Along with co-founders Heinz Coordes, a Vietnam fighter pilot, Art Davidson, an author and businessman who organized relief for orphans of the Iraq war, and Irka Tkaczuk, a Ukrainian-American advocate, Assist Ukraine has already donated over $300,000 worth of supplies – ambulances, trauma kits, ATVs and surveillance drones, helmets, flak jackets and more.

“A lot of organizations are well-intentioned, but a lot of the supplies in the region are really subpar,” said Garrels. “And people are sending in, you know, teddy bears. People don't need teddy bears. They need flak jackets. They need helmets, they need night vision. They need trauma kits, and high-end trauma kits because a bad tourniquet kills you. A bad flak jacket gets you killed.”

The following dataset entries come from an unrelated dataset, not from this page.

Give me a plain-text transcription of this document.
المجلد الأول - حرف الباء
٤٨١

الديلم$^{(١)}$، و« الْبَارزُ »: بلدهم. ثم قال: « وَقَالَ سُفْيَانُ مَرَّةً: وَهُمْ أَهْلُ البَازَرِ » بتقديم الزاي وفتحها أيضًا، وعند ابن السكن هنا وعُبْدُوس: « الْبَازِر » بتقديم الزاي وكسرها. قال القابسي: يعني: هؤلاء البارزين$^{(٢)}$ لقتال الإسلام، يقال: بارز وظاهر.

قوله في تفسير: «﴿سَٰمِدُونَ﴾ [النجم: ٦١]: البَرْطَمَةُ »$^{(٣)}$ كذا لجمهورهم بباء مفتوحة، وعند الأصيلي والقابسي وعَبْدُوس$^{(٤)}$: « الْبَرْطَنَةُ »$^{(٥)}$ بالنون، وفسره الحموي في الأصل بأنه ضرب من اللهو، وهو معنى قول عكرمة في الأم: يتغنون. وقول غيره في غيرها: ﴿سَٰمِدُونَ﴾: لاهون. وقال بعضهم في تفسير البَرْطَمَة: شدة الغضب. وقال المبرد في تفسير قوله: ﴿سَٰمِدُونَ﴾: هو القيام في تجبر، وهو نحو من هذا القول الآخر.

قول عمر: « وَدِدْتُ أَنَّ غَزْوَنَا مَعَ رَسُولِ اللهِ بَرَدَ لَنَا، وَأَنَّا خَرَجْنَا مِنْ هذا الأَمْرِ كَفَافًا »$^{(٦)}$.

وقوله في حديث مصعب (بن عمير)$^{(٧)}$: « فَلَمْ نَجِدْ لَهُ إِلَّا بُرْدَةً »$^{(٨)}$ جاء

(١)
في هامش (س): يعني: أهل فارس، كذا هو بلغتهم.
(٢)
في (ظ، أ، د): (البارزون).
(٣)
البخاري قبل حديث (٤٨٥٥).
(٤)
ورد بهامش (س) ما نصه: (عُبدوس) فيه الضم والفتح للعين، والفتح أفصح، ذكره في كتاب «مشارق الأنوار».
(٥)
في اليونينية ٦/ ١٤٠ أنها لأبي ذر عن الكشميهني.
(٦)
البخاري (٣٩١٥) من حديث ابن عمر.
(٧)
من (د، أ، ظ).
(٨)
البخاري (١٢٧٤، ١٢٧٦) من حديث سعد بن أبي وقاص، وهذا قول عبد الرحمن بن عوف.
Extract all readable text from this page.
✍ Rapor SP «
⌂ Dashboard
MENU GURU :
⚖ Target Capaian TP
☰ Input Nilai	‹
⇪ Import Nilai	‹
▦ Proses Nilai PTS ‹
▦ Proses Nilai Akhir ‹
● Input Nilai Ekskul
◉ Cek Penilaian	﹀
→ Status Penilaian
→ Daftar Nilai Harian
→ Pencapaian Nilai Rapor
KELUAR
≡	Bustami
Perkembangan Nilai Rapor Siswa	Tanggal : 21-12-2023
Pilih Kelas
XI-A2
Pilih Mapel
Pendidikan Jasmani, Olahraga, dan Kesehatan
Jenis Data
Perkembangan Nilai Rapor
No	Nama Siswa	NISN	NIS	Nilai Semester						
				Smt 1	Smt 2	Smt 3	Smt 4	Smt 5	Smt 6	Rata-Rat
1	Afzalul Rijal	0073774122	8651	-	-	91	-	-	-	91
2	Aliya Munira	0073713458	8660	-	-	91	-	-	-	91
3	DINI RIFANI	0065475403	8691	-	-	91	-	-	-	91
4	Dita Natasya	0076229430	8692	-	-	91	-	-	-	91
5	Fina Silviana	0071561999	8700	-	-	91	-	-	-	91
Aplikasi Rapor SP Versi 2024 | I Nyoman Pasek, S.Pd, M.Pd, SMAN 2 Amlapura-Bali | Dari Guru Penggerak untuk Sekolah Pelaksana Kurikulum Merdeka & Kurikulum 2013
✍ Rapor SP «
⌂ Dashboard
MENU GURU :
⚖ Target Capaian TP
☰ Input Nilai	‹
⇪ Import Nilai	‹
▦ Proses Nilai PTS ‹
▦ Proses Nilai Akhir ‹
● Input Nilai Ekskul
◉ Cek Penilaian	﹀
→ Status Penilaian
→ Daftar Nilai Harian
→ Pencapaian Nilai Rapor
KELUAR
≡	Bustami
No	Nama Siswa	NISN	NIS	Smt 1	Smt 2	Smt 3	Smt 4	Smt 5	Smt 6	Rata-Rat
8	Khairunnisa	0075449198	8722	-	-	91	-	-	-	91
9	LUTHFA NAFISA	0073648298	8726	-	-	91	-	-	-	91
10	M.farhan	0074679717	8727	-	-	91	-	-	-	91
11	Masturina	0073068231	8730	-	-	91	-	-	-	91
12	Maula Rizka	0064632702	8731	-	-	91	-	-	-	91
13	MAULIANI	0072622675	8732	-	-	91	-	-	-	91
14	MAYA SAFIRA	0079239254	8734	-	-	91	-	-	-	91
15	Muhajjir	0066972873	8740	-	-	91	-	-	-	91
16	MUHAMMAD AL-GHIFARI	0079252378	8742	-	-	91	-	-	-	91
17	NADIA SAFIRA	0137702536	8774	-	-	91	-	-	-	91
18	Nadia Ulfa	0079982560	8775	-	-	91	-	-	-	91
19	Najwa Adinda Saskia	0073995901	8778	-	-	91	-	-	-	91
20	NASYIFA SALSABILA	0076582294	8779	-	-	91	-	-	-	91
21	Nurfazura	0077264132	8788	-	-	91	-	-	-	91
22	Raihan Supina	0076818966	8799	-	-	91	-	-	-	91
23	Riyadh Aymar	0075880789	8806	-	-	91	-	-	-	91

Assist Ukraine has also secured safe shelter for 51 displaced children whose orphanage was destroyed in a Russian onslaught in Kharkiv. The children ranging in age from 1 to 16 years old are now settled in a small village near the Romanian border, and work is underway to expand facilities to accept a hundred more children orphaned by the conflict.

“They're so traumatized,” said Garrels. “Many of them can't even speak at this point.”

Garrels knows firsthand the horrors of war, having grappled with post-traumatic stress disorder during and after her three decades witnessing the worst of humanity. In 2003, she was one of only 16 Western journalists who remained in Baghdad to report live, and embedded with Marines during the 2004 attack on Fallujah.

“When I was in the throes of it, I was OK. I could deal with bombing. But here at home, the unexpected blast of fireworks sent me into paroxysms of horror. By the time I'd been in Baghdad for eight, nine years, you know, I was drinking way too much at night to go to sleep.”

But what’s given her hope, she says, is that she’s also witnessed the best of the human spirit.

“In the midst of horror,” she reflected, “extraordinary people emerge.”